Interestingly, at the top of the list we have an extremely expensive include that should absolutely be added to the pre-compiled header list. That alone should make a significant positive impact in build times. The rest of the top files listed could be added, although their impact would be much lower.
As another example, I ran the script on the results of building my current mp3 player, Amarok.

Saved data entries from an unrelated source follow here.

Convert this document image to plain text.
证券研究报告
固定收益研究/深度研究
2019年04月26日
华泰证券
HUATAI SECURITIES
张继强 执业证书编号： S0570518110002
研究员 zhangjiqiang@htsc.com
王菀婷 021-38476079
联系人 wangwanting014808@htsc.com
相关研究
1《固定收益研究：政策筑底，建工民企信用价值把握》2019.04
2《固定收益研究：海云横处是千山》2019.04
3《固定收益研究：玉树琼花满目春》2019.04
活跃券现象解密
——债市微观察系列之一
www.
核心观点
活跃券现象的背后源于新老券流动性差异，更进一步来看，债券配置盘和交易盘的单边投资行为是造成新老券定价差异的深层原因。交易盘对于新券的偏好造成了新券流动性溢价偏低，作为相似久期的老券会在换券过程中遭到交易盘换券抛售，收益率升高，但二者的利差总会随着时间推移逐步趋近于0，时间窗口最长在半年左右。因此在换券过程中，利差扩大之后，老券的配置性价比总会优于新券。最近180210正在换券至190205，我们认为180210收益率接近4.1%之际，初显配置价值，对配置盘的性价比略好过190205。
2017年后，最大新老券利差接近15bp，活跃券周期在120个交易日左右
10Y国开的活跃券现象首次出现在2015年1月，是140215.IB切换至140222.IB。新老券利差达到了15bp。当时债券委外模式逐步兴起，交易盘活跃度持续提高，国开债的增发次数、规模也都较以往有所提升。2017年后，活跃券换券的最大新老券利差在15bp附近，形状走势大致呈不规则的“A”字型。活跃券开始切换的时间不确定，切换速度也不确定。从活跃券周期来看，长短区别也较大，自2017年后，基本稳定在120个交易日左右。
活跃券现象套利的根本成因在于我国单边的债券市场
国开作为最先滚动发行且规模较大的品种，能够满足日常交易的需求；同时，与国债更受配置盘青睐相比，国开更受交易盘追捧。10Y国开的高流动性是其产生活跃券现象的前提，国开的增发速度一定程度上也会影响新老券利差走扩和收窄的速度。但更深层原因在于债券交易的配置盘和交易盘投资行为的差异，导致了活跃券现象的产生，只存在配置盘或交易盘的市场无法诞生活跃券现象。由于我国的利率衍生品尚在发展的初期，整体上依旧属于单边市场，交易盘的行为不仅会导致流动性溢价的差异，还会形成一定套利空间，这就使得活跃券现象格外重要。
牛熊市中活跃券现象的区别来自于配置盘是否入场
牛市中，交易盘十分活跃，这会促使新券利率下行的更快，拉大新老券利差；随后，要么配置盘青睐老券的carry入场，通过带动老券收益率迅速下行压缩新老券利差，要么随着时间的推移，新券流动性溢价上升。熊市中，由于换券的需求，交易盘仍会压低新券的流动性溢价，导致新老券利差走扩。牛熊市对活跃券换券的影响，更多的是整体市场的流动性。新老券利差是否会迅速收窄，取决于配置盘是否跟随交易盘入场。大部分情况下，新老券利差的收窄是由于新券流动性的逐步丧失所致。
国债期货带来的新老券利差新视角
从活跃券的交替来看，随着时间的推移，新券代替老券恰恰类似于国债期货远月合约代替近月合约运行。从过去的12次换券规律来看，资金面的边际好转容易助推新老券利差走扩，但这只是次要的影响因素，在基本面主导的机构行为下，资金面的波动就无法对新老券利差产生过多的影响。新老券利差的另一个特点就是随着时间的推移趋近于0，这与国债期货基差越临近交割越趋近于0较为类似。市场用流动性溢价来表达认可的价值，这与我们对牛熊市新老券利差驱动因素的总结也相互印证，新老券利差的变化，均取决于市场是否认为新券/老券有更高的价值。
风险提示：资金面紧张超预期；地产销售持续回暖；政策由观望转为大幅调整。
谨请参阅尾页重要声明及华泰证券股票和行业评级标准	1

Counting includes in /usr/local/src/amarok-1.2.3/amarok/src/out.txt Cpp files: 764 (Header file, score, times included, includes caused by the header) ('/usr/lib/qt3//include/qglobal.h', 46620, 630, 73) ('/usr/lib/qt3//include/qmap.h', 3740, 110, 33) ('/usr/lib/gcc/i586-mandrake-linux-gnu/3.4.1/../../../../include/c++/3.4.1/vector', 3182, 37, 85) ('/usr/lib/qt3//include/qstring.h', 2900, 116, 24) ('/usr/include/kconfigskeleton.h', 2280, 30, 75) ('/usr/include/klineedit.h', 1955, 17, 114) ('/usr/lib/qt3//include/qobject.h', 1605, 107, 14) ('/usr/include/kapplication.h', 850, 34, 24) ('/usr/lib/gcc/i586-mandrake-linux-gnu/3.4.1/include/stddef.h', 808, 808, 0) ('/usr/lib/qt3//include/qwinexport.h', 784, 784, 0) ('/usr/lib/qt3//include/qptrlist.h', 560, 112, 4) ('/usr/include/sys/types.h', 546, 42, 12) ('/usr/local/include/taglib/taglib.h', 432, 6, 71) ('/usr/lib/qt3//include/qnamespace.h', 420, 84, 4) ('/usr/include/kaction.h', 396, 22, 17) ('/usr/include/kguiitem.h', 216, 27, 7) ('/usr/include/kdirlister.h', 189, 9, 20) ('/usr/lib/gcc/i586-mandrake-linux-gnu/3.4.1/include/limits.h', 184, 184, 0) ('/usr/include/kfiledialog.h', 182, 7, 25) ('/usr/lib/gcc/i586-mandrake-linux-gnu/3.4.1/../../../../include/c++/3.4.1/fstream', 176, 4, 43) ('/usr/include/klistview.h', 161, 23, 6) ('/usr/include/kactioncollection.h', 156, 13, 11) ('/usr/include/kdiroperator.h', 144, 3, 47) ('/usr/include/time.h', 143, 143, 0) ('/usr/include/kpopupmenu.h', 143, 13, 10) ('/usr/include/bits/wordsize.h', 142, 142, 0) ('/usr/lib/qt3//include/qdir.h', 140, 28, 4) ('/usr/lib/qt3//include/private/qucomextra_p.h', 129, 43, 2) ('/usr/lib/qt3//include/qmetaobject.h', 129, 43, 2) ('/usr/lib/gcc/i586-mandrake-linux-gnu/3.4.1/../../../../include/c++/3.4.1/iostream', 126, 3, 41)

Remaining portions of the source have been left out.